The first part of the group was consultation time for anything we needed help with.  I already have a consultant so it’s not like I’m going to bring up issues that are ongoing and I need lots of help with.  The second part of the group gets into the mindfulness teaching.  Another leader from another agency which has never been any help to me, in the past, came in.  Introductions were done again.  It was my turn and I couldn’t say anything.  It was like they figured I would suddenly be able to talk with even more people in the room and just getting over a fire drill.  I felt and probably looked stupid, but what could I do.  I didn’t feel like I belonged and did not feel like I was wanted there.  I just don’t seem to fit in even when the others are autistic.  

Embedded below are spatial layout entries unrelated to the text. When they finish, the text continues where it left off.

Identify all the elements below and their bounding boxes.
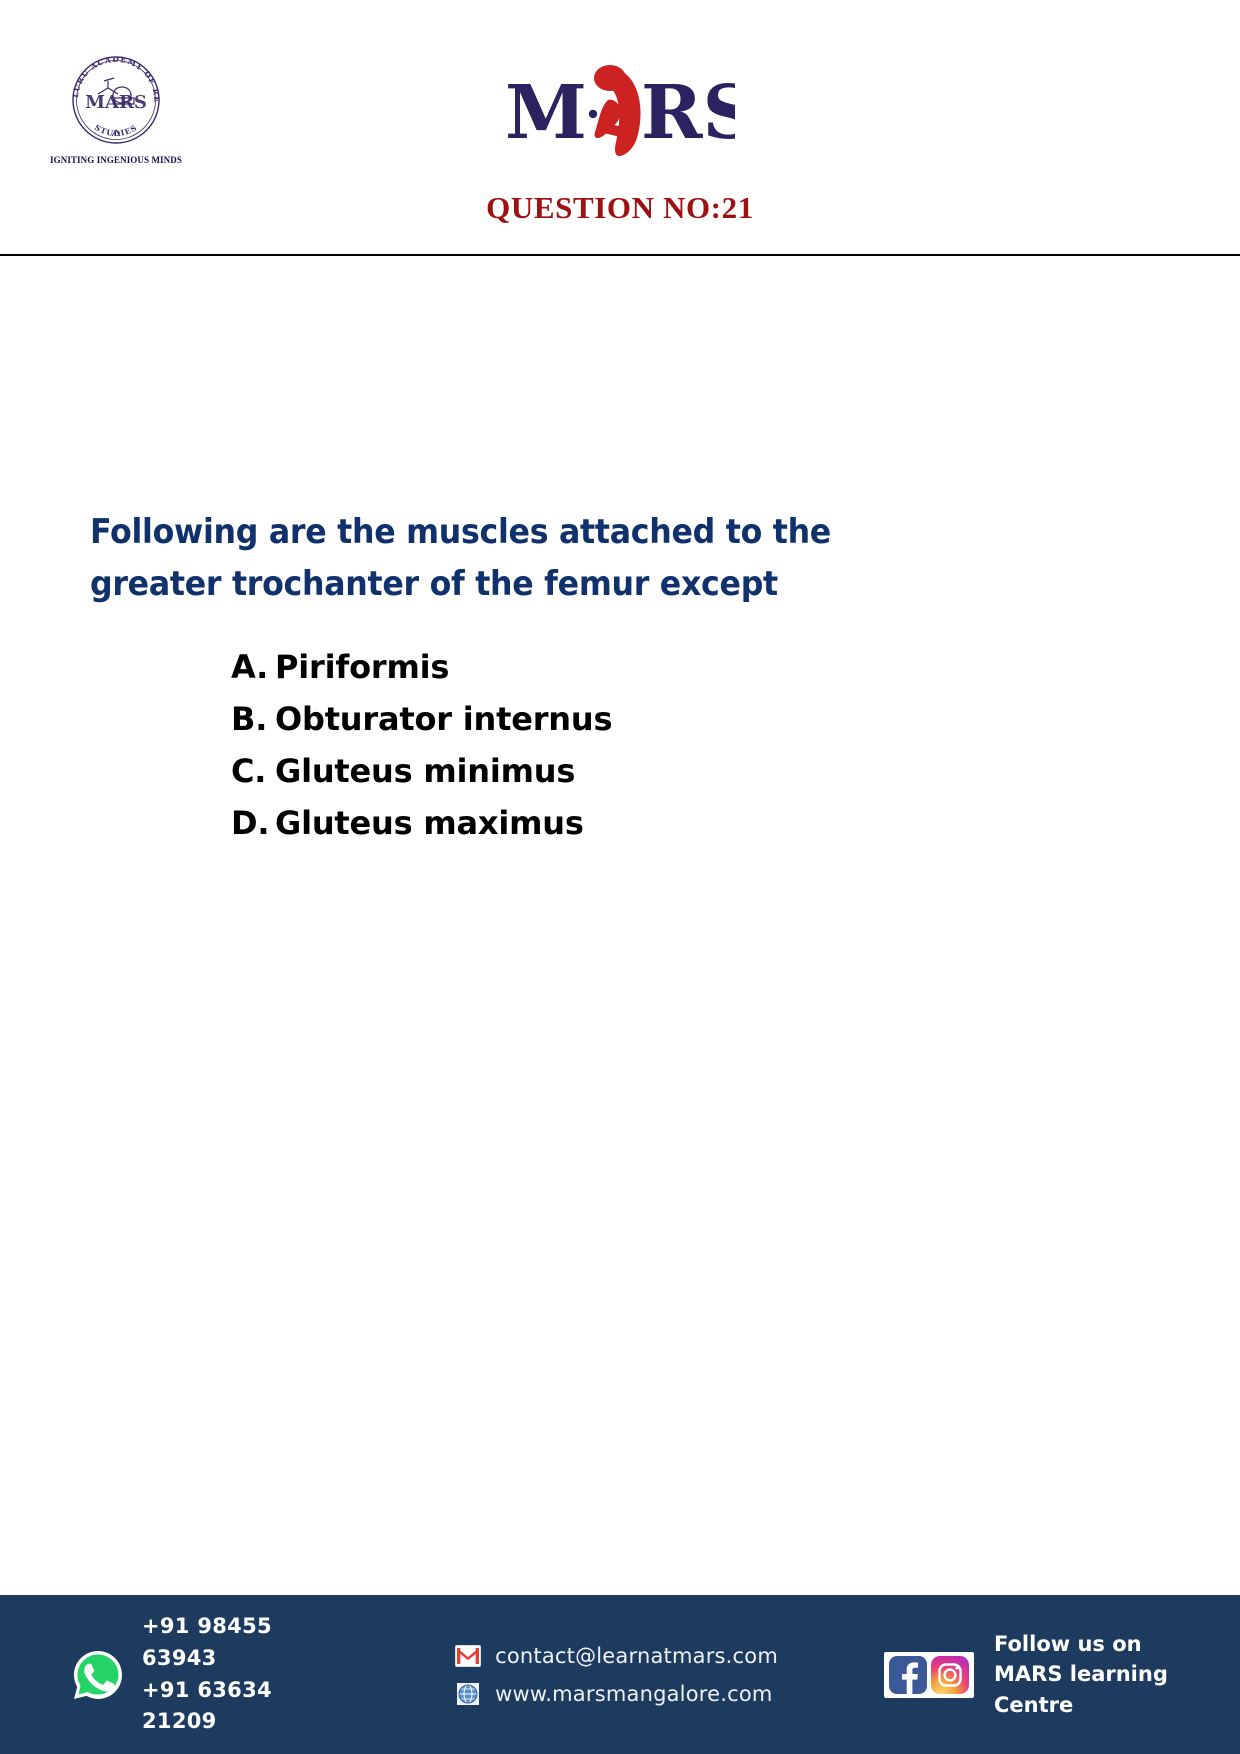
option-b[interactable]: B. Obturator internus xyxy=(231,693,991,745)
option-a[interactable]: A. Piriformis xyxy=(231,641,991,693)
website-row[interactable]: www.marsmangalore.com xyxy=(455,1682,778,1706)
option-d[interactable]: D. Gluteus maximus xyxy=(231,797,991,849)
social-follow-line2: MARS learning Centre xyxy=(994,1659,1240,1720)
option-d-letter: D. xyxy=(231,797,275,849)
footer-contact-web: contact@learnatmars.com www.marsmangalor… xyxy=(455,1644,778,1706)
website-url[interactable]: www.marsmangalore.com xyxy=(495,1682,773,1706)
email-row[interactable]: contact@learnatmars.com xyxy=(455,1644,778,1668)
page-header: MANGALURU ACADEMY OF REFINED STUDIES MAR… xyxy=(0,0,1240,255)
svg-text:RS: RS xyxy=(641,70,735,156)
question-body: Following are the muscles attached to th… xyxy=(0,255,1240,1595)
whatsapp-icon[interactable] xyxy=(72,1649,124,1701)
option-c[interactable]: C. Gluteus minimus xyxy=(231,745,991,797)
option-b-text: Obturator internus xyxy=(275,693,991,745)
gmail-icon xyxy=(455,1645,481,1667)
options-list: A. Piriformis B. Obturator internus C. G… xyxy=(231,641,991,850)
social-follow-line1: Follow us on xyxy=(994,1629,1240,1659)
option-c-letter: C. xyxy=(231,745,275,797)
option-c-text: Gluteus minimus xyxy=(275,745,991,797)
phone-number-1[interactable]: +91 98455 63943 xyxy=(142,1611,343,1675)
phone-number-2[interactable]: +91 63634 21209 xyxy=(142,1675,343,1739)
option-a-letter: A. xyxy=(231,641,275,693)
runner-figure-icon xyxy=(594,65,641,156)
globe-icon xyxy=(455,1683,481,1705)
page-footer: +91 98455 63943 +91 63634 21209 contact@… xyxy=(0,1595,1240,1754)
question-number-title: QUESTION NO:21 xyxy=(0,190,1240,226)
mars-wordmark-logo: M RS xyxy=(0,52,1240,160)
question-text: Following are the muscles attached to th… xyxy=(90,507,908,610)
facebook-icon[interactable] xyxy=(889,1656,927,1694)
social-icons-tile xyxy=(884,1652,974,1698)
option-d-text: Gluteus maximus xyxy=(275,797,991,849)
option-a-text: Piriformis xyxy=(275,641,991,693)
footer-social: Follow us on MARS learning Centre xyxy=(884,1629,1240,1720)
instagram-icon[interactable] xyxy=(931,1656,969,1694)
option-b-letter: B. xyxy=(231,693,275,745)
email-address[interactable]: contact@learnatmars.com xyxy=(495,1644,778,1668)
svg-text:M: M xyxy=(505,70,587,156)
footer-contact-phones: +91 98455 63943 +91 63634 21209 xyxy=(72,1611,343,1739)
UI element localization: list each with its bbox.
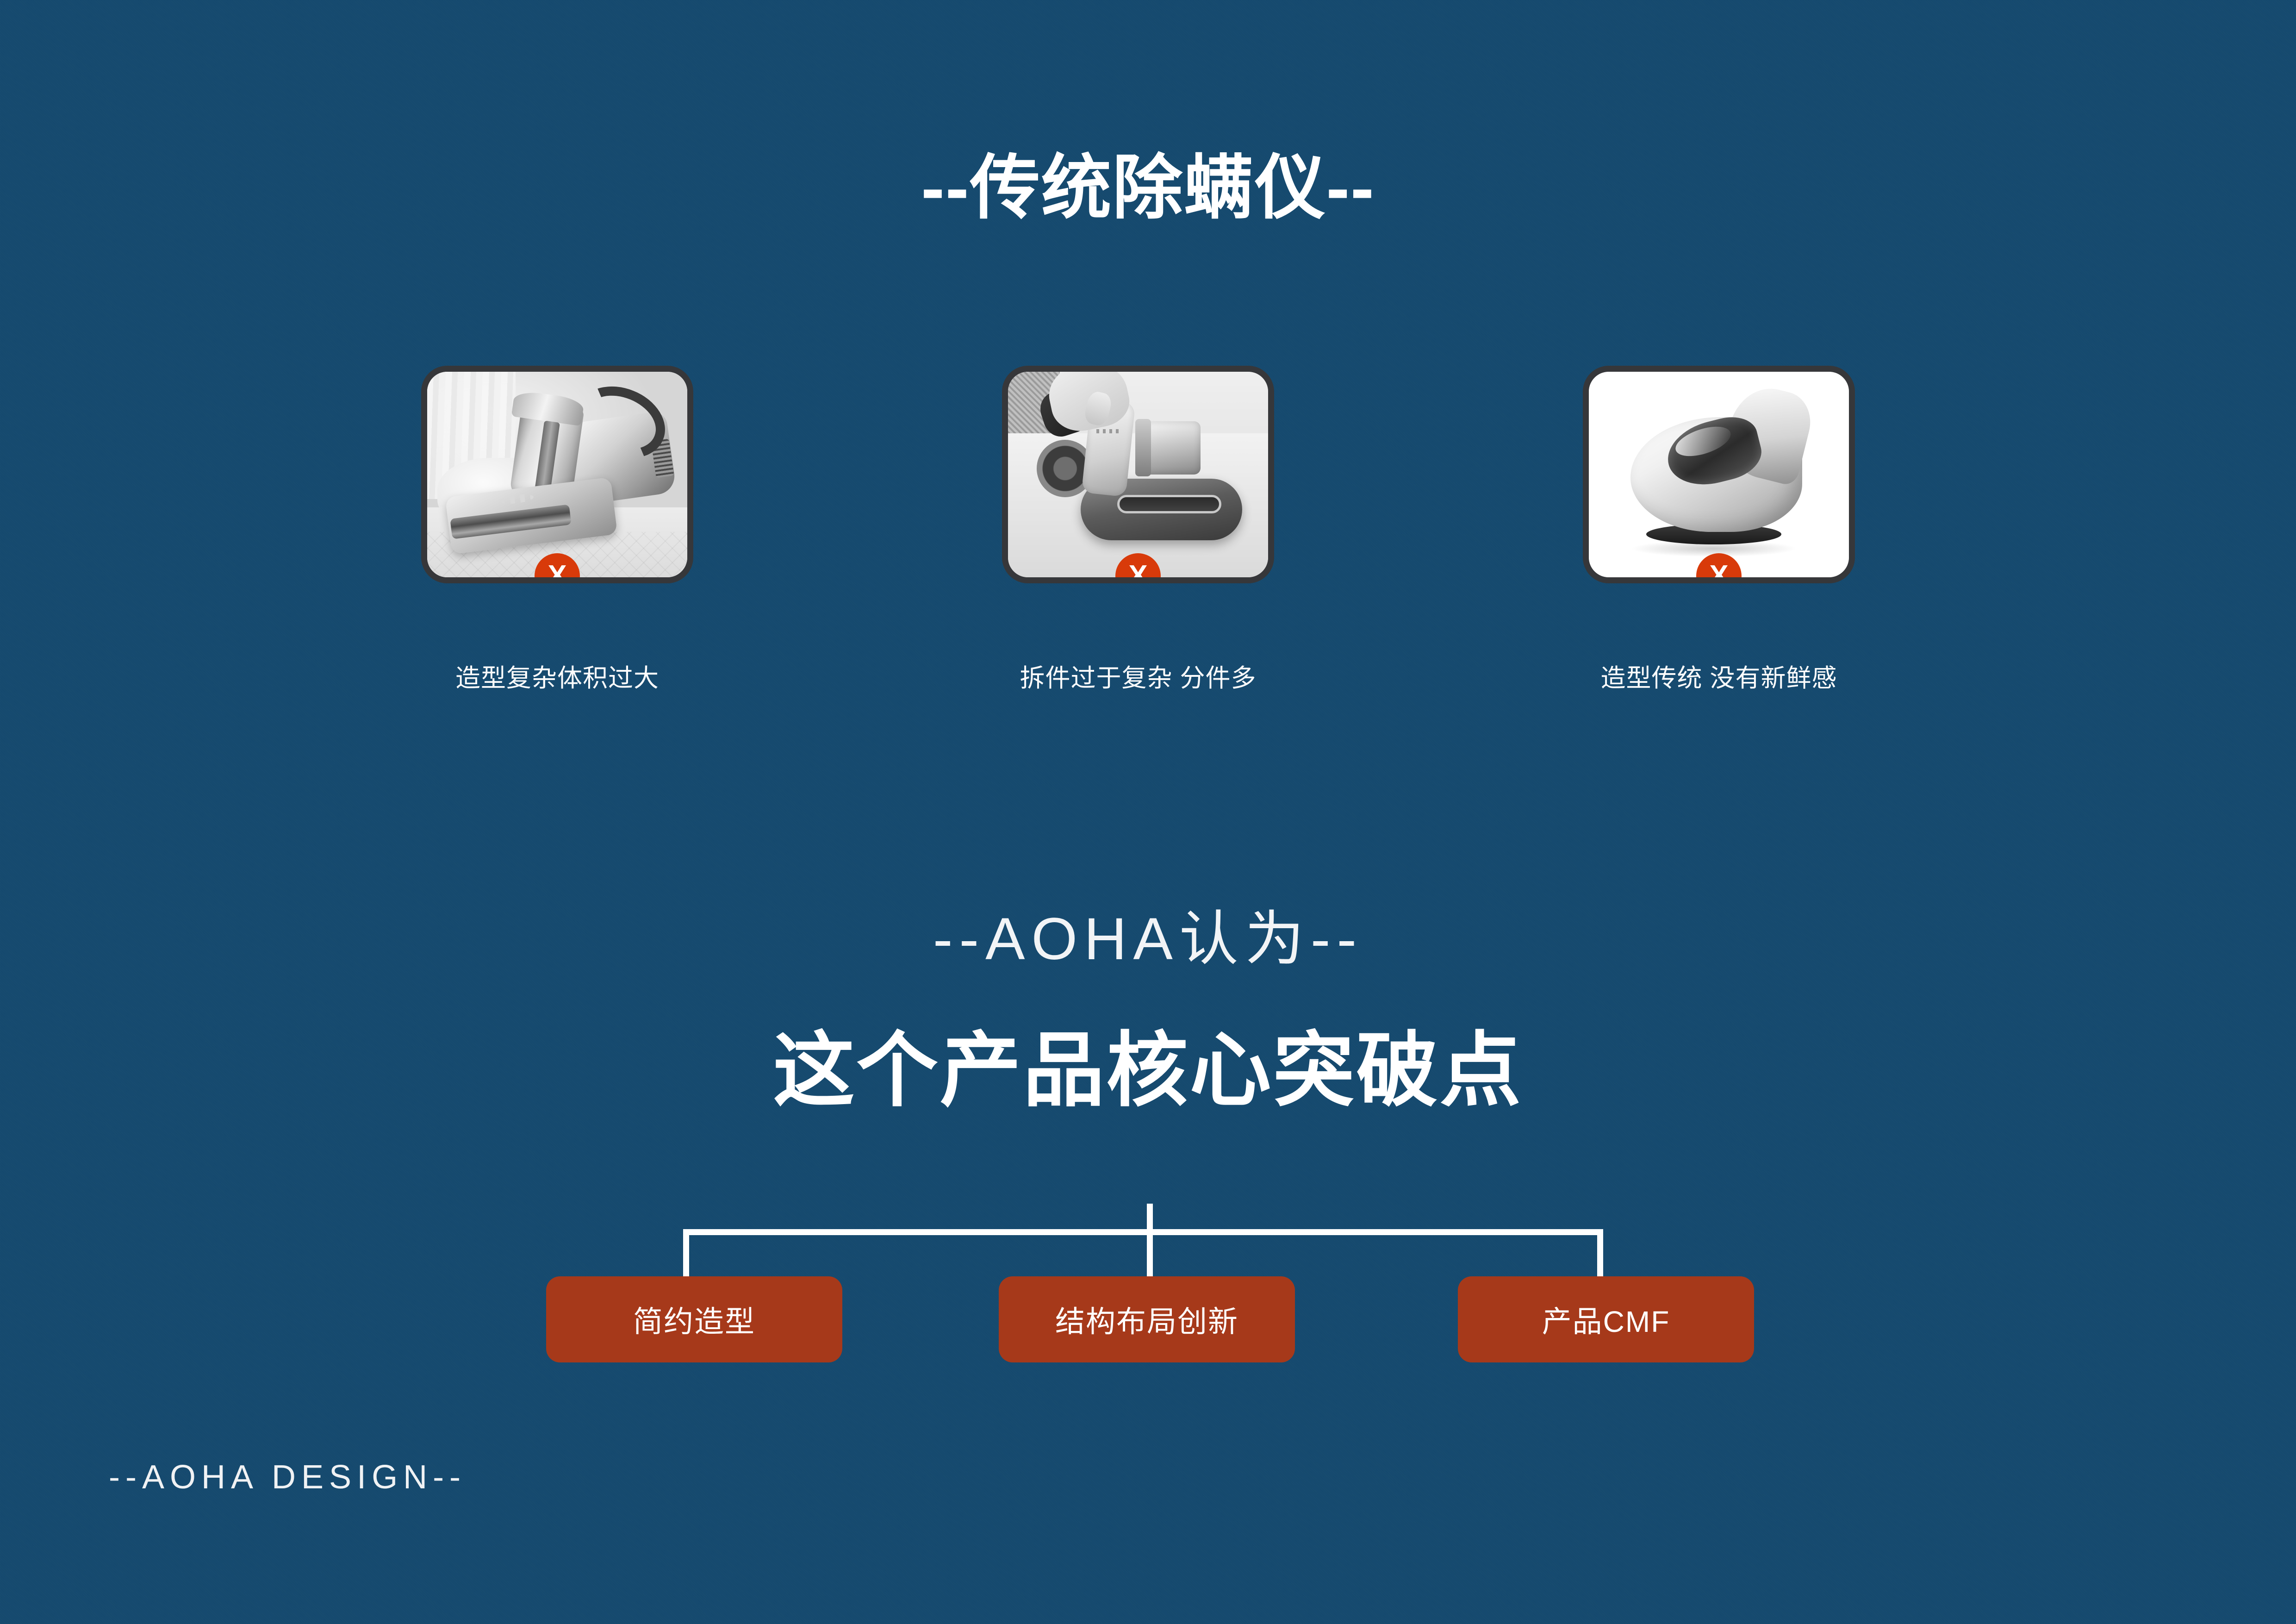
pillar-box-product-cmf[interactable]: 产品CMF [1458, 1276, 1754, 1362]
connector-stem [1147, 1204, 1153, 1232]
card-caption: 造型传统 没有新鲜感 [1583, 657, 1855, 694]
aoha-eyebrow-title: --AOHA认为-- [0, 910, 2296, 969]
section-traditional-title: --传统除螨仪-- [0, 153, 2296, 223]
traditional-card[interactable]: X 造型复杂体积过大 [421, 366, 693, 583]
connector-drop-right [1597, 1229, 1603, 1277]
card-caption: 造型复杂体积过大 [421, 657, 693, 694]
traditional-card-row: X 造型复杂体积过大 [0, 366, 2296, 718]
card-photo-frame: X [421, 366, 693, 583]
card-photo-frame: X [1002, 366, 1274, 583]
traditional-card[interactable]: X 拆件过于复杂 分件多 [1002, 366, 1274, 583]
aoha-headline: 这个产品核心突破点 [0, 1030, 2296, 1112]
pillar-box-simple-form[interactable]: 简约造型 [546, 1276, 842, 1362]
footer-brand: --AOHA DESIGN-- [109, 1461, 466, 1494]
connector-drop-center [1147, 1229, 1153, 1277]
product-photo-hand-holding-mite-vacuum [1008, 372, 1268, 577]
slide-canvas: --传统除螨仪-- [0, 0, 2296, 1624]
breakthrough-pillar-row: 简约造型 结构布局创新 产品CMF [0, 1276, 2296, 1369]
connector-horizontal-bar [683, 1229, 1603, 1235]
card-caption: 拆件过于复杂 分件多 [1002, 657, 1274, 694]
traditional-card[interactable]: X 造型传统 没有新鲜感 [1583, 366, 1855, 583]
pillar-box-structure-innovation[interactable]: 结构布局创新 [999, 1276, 1295, 1362]
product-photo-handheld-mite-vacuum-on-bed [427, 372, 687, 577]
product-photo-white-teardrop-vacuum-render [1589, 372, 1849, 577]
connector-drop-left [683, 1229, 689, 1277]
card-photo-frame: X [1583, 366, 1855, 583]
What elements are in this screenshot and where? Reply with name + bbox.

The new instructor decided we would learn to be mindful with food.  There was no mention on the registration to list food allergies etc. and I would never have thought of food being there.  She asked people about allergies and of course, I just sat there until she specifically asked if I did.  I nodded my head, yes, because even though I don’t, I do have celiac disease and intolerances.  Obviously, I couldn’t explain all of that.  She placed an almond in front of us.  Technically, almonds are safe, but first of all, most nut companies contaminate them with wheat and secondly they were from a bulk place, another source of contamination.  All I did was look at mine, no touching, tasting, or smelling.  The way she talked about experiencing it made it sound like we were in kindergarten.  It was horrible but finally ended.  

I left very upset.  It was a horrible experience and I will not go back.  I did not feel safe or accepted.  I didn’t not feel welcome in the group.  I was offered no help but I guess that is not what is meant to happen in the group anyway.  I would think if someone was having a problem, you would try a little at least to help.  Maybe I did not look distressed.  I certainly felt it though.  I felt like I didn’t belong.  Functioning levels don’t work and never have.  In that place, I was not accepted at the place where I was--needing to be offered the option of alternative communication and maybe even someone with me to feel safe.  I was not a ‘level 1’ autistic.  I did not make the grade.

People need to be accepted for doing what they are capable of at the moment.  I was not aware that I would have to speak.  It was not in the requirements- those just said ‘level 1’ autistic.   I could have been offered alternatives when my issue was noticed (I guess it wasn’t).  It would have been logical to offer alternatives since it is an autism agency but people are so focused on awareness and functioning labels that the individual is forgotten about.  No matter whether we speak or use AAC full time, need little or full support, we all have the same diagnosis and will have varying abilities on any given day at any given time.  I was up at 5:30am that morning to take my daughter to an EEG and then hurried to get to the group.  My functioning ability was already dropping.  Put me in an unknown situation and you get a nonspeaking, barely functioning autistic person.  I was drained when I left.  Functioning labels/levels are unrealistic and expect too little or too much of us.  Ask us what we need beforehand and be accepting of what our abilities are at that time as they may change.  I was at the point in parent support group that I could state my name and daughter’s age.  I fear that I may not even be able to do that now after the experience I had.  

This is the trouble with awareness.  Sure, they were aware of my autism, but how did that help me, other than I could get into the group.  Accepting my autism, would have involved including me and helping me to be comfortable in a very uncomfortable place.